What’s your biggest concern ahead of The Championships and what are you most looking forward to?
Alexandra Willis: Our greatest challenge as always is that we have no dress rehearsal and so only the one opportunity to get things right. But we are excited to be trying out a significant number of new things this year, some will work, some will need review, but most importantly we are challenging ourselves to continue to put Wimbledon right at the heart of change in the industry.

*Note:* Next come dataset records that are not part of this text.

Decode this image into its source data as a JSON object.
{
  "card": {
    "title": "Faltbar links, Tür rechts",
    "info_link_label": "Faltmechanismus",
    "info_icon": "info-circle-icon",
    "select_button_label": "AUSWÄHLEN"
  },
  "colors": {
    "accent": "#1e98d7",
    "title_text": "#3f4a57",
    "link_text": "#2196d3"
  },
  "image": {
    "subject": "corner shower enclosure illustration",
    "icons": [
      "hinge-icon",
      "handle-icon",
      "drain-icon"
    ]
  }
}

The podcasts are hopefully a really good example of that. And thankfully this year we have less need to worry about the rain with the launch of the new roof on No.1 Court alongside the Centre Court roof. But fingers crossed regardless for sunshine! Lastly, we are all really excited about the summer of women’s sport and being in a great position to take the momentum from the football Women’s World Cup through Wimbledon and into the Netball World Cup.